Levure pour bière de millet

De l’alphabétisation à l’élevage des chèvres, les projets répondent au plus près aux besoins de groupes de femmes très divers. Exemples d’initiatives menées dans le sud du Tchad.

Prenez un sac de riz, cherchez un endroit ombragé pour le semis, étendez une bâche en plastique sur le sol, répandez-y les grains et arrosez généreusement. Puis attendez, arrosez et patientez de nouveau quelques jours – jusqu’à ce que les semences arborent un beau vert brillant – et déplacez le tout au soleil. L’herbe se transforme alors en paille en l’espace de quelques heures, sous les yeux attentifs de paysannes telles qu’Elizabeth Lundi. Mais pas n’importe quelle paille: celle-ci sert de levure pour la fameuse bière de millet fabriquée par les femmes de la région. Cette précieuse matière première, Elizabeth Lundi la vend régulièrement en ballots au marché hebdomadaire de Kélo, une petite ville proche de son village.

Formées à la gestion

«Proche» est une façon de parler: Elizabeth parcourt à pied les 13 kilomètres qui la séparent de Kélo. Elle se met en route dès l’aube, paille sur la tête. En revanche, les arachides, trop lourdes, sont charriées par un attelage de boeufs. «Mais cela a un coût», indique-t-elle: 1000 francs CFA par sac, l’équivalent de deux francs environ. Or Elizabeth se doit d’être une comptable vigilante: sur la petite marge qu’elle peut espérer tirer des arachides pilées, chaque centime a son importance. Mais avec la levure pour la bière demillet, elle a déjà récupéré 25% du prix de revient.

Elizabeth Lundi, 40 ans, est une vraie femme d’affaires. Elle doit cette compétence à un cours dispensé par l’organisation partenaire de SWISSAID, ainsi qu’à l’expérience et à une bonne intuition en termes d’offre et de demande.

Une aide pour chacune

Le projet, mené dans 39 villages de la région, comprend des mesures trèsdiverses. Ainsi, des cours d’alphabétisation et d’agriculture sont proposés dans l’un, tandis que dans un autre, on forme des veuves à l’élevage de chèvres afin de les rendre indépendantes.

Elizabeth Lundi a non seulement profité de différents enseignements, mais elle a aussi obtenu un prêt de 10'000 francs CFA, soit environ 20 francs, qu’elle a remboursé en deux mois et qui lui a permis de se lancer.

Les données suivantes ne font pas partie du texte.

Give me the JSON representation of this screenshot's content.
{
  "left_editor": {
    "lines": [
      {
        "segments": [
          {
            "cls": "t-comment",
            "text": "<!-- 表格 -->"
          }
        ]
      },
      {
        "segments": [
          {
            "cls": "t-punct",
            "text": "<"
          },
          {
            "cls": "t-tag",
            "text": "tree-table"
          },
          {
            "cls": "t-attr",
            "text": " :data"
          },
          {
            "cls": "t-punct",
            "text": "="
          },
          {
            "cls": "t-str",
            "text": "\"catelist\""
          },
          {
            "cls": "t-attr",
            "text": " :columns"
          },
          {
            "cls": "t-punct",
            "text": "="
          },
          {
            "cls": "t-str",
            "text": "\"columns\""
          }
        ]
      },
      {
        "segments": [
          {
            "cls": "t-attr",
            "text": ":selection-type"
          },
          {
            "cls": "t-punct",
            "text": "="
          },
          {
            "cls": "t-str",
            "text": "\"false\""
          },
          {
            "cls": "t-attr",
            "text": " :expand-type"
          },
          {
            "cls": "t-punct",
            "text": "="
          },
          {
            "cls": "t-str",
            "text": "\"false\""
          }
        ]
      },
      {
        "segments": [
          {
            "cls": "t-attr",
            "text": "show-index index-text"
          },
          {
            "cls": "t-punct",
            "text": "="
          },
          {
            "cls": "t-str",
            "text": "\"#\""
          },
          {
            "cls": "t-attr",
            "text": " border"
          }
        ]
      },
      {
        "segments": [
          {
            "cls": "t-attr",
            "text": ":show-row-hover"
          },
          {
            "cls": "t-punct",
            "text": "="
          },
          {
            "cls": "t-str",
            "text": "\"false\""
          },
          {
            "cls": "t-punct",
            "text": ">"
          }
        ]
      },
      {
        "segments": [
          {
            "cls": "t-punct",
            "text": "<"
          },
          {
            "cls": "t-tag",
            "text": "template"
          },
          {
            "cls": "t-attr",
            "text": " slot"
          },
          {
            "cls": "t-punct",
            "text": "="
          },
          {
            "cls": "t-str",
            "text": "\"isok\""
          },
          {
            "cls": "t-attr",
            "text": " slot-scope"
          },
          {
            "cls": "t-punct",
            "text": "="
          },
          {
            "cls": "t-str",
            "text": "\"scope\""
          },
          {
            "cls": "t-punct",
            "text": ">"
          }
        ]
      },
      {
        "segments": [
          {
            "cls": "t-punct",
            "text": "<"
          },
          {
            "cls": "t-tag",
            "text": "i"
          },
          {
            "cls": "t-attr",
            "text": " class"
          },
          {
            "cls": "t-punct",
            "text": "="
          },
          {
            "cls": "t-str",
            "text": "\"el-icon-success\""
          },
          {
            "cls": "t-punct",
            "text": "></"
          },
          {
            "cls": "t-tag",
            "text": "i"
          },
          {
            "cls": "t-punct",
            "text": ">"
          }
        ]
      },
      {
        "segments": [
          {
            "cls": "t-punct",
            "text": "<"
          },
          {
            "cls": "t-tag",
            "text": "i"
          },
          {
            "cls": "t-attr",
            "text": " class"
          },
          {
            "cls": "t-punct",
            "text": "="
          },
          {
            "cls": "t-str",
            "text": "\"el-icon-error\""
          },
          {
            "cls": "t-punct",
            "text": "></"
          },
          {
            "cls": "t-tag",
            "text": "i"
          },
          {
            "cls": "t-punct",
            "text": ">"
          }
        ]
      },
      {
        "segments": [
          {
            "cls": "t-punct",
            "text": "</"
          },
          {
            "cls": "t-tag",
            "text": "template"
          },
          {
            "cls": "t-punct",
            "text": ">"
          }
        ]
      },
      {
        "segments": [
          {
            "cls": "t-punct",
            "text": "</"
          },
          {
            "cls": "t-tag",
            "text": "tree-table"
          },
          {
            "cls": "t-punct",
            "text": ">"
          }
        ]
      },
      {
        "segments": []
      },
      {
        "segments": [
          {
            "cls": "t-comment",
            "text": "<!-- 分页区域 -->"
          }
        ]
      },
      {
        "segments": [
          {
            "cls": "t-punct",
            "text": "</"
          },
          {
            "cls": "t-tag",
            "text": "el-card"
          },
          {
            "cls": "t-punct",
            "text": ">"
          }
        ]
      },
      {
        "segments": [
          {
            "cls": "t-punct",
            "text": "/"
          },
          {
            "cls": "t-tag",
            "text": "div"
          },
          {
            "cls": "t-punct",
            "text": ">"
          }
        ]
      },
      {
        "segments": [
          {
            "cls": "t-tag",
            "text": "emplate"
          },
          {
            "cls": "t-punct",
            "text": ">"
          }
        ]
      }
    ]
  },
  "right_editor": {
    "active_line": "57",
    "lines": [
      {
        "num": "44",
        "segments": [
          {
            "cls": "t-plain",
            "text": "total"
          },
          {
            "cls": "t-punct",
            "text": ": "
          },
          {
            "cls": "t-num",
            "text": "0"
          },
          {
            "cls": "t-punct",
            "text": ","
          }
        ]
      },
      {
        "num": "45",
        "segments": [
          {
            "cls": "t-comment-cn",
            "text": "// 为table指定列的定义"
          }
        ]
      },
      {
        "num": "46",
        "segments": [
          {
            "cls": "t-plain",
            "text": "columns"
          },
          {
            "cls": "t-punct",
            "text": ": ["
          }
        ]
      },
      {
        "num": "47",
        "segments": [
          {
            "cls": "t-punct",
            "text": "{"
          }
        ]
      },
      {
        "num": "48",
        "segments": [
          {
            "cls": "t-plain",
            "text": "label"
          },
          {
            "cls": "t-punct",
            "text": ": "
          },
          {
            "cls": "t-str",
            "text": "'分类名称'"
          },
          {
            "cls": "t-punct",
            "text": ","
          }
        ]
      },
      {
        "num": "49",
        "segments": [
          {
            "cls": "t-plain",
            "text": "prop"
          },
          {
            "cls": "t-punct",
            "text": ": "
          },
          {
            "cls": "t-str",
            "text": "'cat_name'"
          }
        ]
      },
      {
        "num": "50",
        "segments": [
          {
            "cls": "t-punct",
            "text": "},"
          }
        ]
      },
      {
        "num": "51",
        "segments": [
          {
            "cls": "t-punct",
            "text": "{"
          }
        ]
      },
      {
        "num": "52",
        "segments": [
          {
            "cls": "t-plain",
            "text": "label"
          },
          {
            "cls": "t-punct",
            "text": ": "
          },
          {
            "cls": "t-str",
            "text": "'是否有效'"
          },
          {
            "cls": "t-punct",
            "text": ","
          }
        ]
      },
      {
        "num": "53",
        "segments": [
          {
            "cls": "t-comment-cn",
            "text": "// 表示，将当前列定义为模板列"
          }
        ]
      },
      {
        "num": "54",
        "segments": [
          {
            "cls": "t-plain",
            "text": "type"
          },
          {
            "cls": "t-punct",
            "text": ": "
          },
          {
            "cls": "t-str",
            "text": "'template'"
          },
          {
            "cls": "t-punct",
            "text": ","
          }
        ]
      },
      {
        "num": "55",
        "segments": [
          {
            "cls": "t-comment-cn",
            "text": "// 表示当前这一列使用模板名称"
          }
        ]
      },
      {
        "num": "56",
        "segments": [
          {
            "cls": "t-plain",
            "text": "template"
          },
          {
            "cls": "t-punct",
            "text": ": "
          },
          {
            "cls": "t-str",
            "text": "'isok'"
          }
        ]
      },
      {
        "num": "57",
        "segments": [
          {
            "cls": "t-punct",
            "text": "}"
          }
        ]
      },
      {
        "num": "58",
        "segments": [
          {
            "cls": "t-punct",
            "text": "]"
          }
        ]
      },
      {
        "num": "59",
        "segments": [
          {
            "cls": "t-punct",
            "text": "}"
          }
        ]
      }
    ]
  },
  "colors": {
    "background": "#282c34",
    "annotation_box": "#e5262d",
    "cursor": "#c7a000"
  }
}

Aujourd’hui, d’autres membres de son groupe bénéficient du fonds de crédit, dont les femmes discutent régulièrement. Le taux de remboursement est proche de 100 %. Un succès incontestable!

Contribuer aux dépenses de la famille

Cet argent est indispensable car la vie est chère. Grâce à son activité, Elizabeth Lundi a pu payer les frais de scolarité et les cahiers de ses neveux et de ses nièces, ainsi qu’une visite chez le médecin et du savon. Sans oublier un uniforme scolaire, qui coûte à lui seul 5000 francs CFA, soit dix francs.